We notice that the denominator is the result of expanding the square: x^2 + 4x + 4 = (x+2)^2

We'll re-write the integral:

Int f(x)dx = Int dx/(x+2)^2

We'll use the techinque of changing the variable. For this reason we'll substitute x+2 by t.

x+2 = t

We'll differentiate both sides:

(x+2)'dx = dt

So, dx = dt

We'll re-write the integral in t:

Int dx/(x+2)^2 = Int dt/t^2

Int dt/t^2 = Int [t^(-2)]*dt

Int [t^(-2)]*dt = t^(-2+1)/(-2+1) + C = t^(-1)/-1 + C = -1/t + C

But t = x+2

**Int dx/(x+2)^2 = -1/(x+2) + C**

To find the anti derivative of 1/(x^2+4x+4).

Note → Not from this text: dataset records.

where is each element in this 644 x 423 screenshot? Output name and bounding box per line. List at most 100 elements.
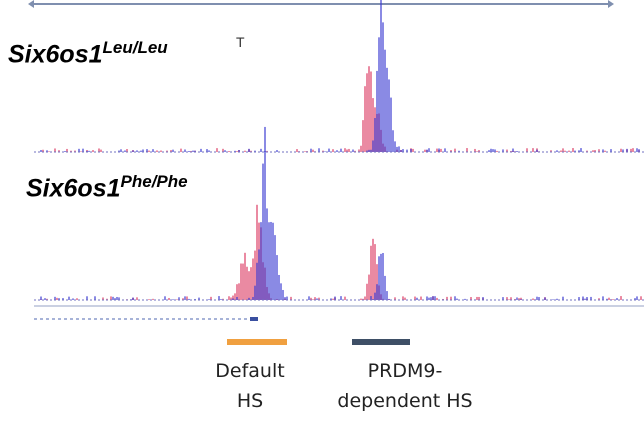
coverage-bar-blue bbox=[384, 49, 386, 153]
coverage-bar-blue bbox=[374, 292, 376, 300]
track-label-allele: Leu/Leu bbox=[102, 38, 168, 57]
coverage-bar-blue bbox=[146, 149, 148, 152]
coverage-bar-red bbox=[520, 297, 522, 300]
coverage-bar-blue bbox=[402, 149, 404, 152]
coverage-bar-red bbox=[296, 149, 298, 152]
coverage-bar-red bbox=[476, 151, 478, 152]
coverage-bar-red bbox=[364, 86, 366, 152]
coverage-bar-red bbox=[182, 298, 184, 300]
coverage-bar-red bbox=[236, 284, 238, 300]
coverage-bar-blue bbox=[372, 140, 374, 152]
coverage-bar-blue bbox=[260, 222, 262, 300]
coverage-bar-red bbox=[148, 299, 150, 300]
coverage-bar-red bbox=[348, 148, 350, 152]
coverage-bar-blue bbox=[502, 149, 504, 152]
coverage-bar-red bbox=[92, 150, 94, 152]
coverage-bar-blue bbox=[616, 298, 618, 300]
coverage-bar-red bbox=[246, 266, 248, 300]
coverage-bar-blue bbox=[398, 146, 400, 152]
coverage-bar-blue bbox=[502, 297, 504, 300]
coverage-bar-blue bbox=[258, 249, 260, 300]
coverage-bar-red bbox=[632, 148, 634, 152]
coverage-bar-red bbox=[562, 148, 564, 152]
coverage-bar-red bbox=[344, 148, 346, 152]
coverage-bar-blue bbox=[324, 151, 326, 152]
coverage-bar-red bbox=[532, 298, 534, 300]
coverage-bar-blue bbox=[458, 150, 460, 152]
coverage-bar-blue bbox=[366, 150, 368, 152]
coverage-bar-blue bbox=[120, 149, 122, 152]
bottom-scale-marker bbox=[250, 317, 258, 321]
coverage-bar-blue bbox=[516, 151, 518, 152]
coverage-bar-red bbox=[344, 296, 346, 300]
coverage-bar-blue bbox=[626, 148, 628, 152]
coverage-bar-blue bbox=[278, 274, 280, 300]
coverage-bar-blue bbox=[58, 298, 60, 300]
coverage-bar-red bbox=[98, 148, 100, 152]
coverage-bar-blue bbox=[376, 70, 378, 152]
coverage-bar-blue bbox=[388, 298, 390, 300]
coverage-bar-red bbox=[152, 298, 154, 300]
coverage-bar-red bbox=[210, 296, 212, 300]
coverage-bar-red bbox=[248, 271, 250, 300]
coverage-bar-red bbox=[450, 296, 452, 300]
coverage-bar-blue bbox=[172, 299, 174, 300]
coverage-bar-blue bbox=[482, 297, 484, 300]
coverage-bar-blue bbox=[392, 130, 394, 152]
coverage-bar-red bbox=[436, 148, 438, 152]
coverage-bar-blue bbox=[262, 163, 264, 300]
coverage-bar-blue bbox=[252, 296, 254, 300]
coverage-bar-red bbox=[364, 296, 366, 300]
coverage-bar-blue bbox=[416, 297, 418, 300]
coverage-bar-blue bbox=[406, 149, 408, 152]
coverage-bar-red bbox=[346, 149, 348, 152]
coverage-bar-blue bbox=[78, 148, 80, 152]
coverage-bar-blue bbox=[62, 298, 64, 300]
coverage-bar-red bbox=[228, 296, 230, 300]
coverage-bar-red bbox=[76, 298, 78, 300]
coverage-bar-red bbox=[594, 150, 596, 152]
coverage-bar-red bbox=[236, 151, 238, 152]
coverage-bar-red bbox=[322, 150, 324, 152]
coverage-bar-blue bbox=[370, 296, 372, 300]
legend-label-prdm9: PRDM9- dependent HS bbox=[300, 356, 510, 416]
coverage-bar-blue bbox=[40, 150, 42, 152]
coverage-bar-red bbox=[532, 148, 534, 152]
coverage-bar-blue bbox=[236, 297, 238, 300]
coverage-bar-blue bbox=[382, 22, 384, 153]
coverage-bar-blue bbox=[438, 148, 440, 152]
coverage-bar-blue bbox=[198, 297, 200, 300]
coverage-bar-blue bbox=[386, 67, 388, 152]
coverage-bar-blue bbox=[380, 253, 382, 300]
coverage-bar-red bbox=[640, 296, 642, 300]
coverage-bar-blue bbox=[208, 299, 210, 300]
coverage-bar-blue bbox=[574, 150, 576, 152]
coverage-bar-red bbox=[42, 149, 44, 152]
coverage-bar-red bbox=[404, 297, 406, 300]
coverage-bar-red bbox=[424, 149, 426, 152]
coverage-bar-blue bbox=[556, 298, 558, 300]
coverage-bar-red bbox=[450, 150, 452, 152]
coverage-bar-blue bbox=[384, 275, 386, 300]
coverage-bar-blue bbox=[274, 235, 276, 300]
coverage-bar-red bbox=[168, 297, 170, 300]
coverage-bar-red bbox=[304, 151, 306, 152]
coverage-bar-blue bbox=[206, 149, 208, 152]
track-label-allele: Phe/Phe bbox=[120, 172, 188, 191]
coverage-bar-blue bbox=[132, 150, 134, 152]
coverage-bar-red bbox=[362, 298, 364, 300]
coverage-bar-red bbox=[48, 151, 50, 152]
coverage-bar-red bbox=[370, 71, 372, 152]
coverage-bar-blue bbox=[388, 79, 390, 152]
coverage-bar-blue bbox=[328, 148, 330, 152]
coverage-bar-blue bbox=[82, 148, 84, 152]
coverage-bar-red bbox=[110, 296, 112, 300]
coverage-bar-blue bbox=[582, 296, 584, 300]
coverage-bar-blue bbox=[520, 299, 522, 300]
coverage-bar-red bbox=[252, 258, 254, 300]
coverage-bar-red bbox=[170, 150, 172, 152]
coverage-bar-red bbox=[470, 297, 472, 300]
coverage-bar-blue bbox=[426, 296, 428, 300]
coverage-bar-red bbox=[232, 295, 234, 300]
coverage-bar-red bbox=[376, 264, 378, 300]
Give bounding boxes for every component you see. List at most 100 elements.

We know that x^2+4x+4 = (x+2)^2.

Therefore Integral { 1/(x^2+4x+4) }dx = Integral {1/(x+2)^2 } dx.

Now put (x+2) = t, then dx = dt.

Therefore Integral {1/(x+2)^2} dx = Integral 1/t^2 dt

Integral {1/(x+2)^2} dx = Integral t^(-2) dt

Integral {1/(x+2)^2} dx = (1/(-2+1)) t^(-2+1) + Constant

Integral {1/(x+2)^2 } dx = (1/-1)(1/t) +C

Integral {1/(1+x)^2}dx = -1/t +C

Integral {1/(x+2)^2} = -1/(2+x) +C , as t = 2+x.

Therefore the antiderivative of 1/(x^2+4x+4) =Integral {1/(x+2)^2} dx = -1/(x+2) +C.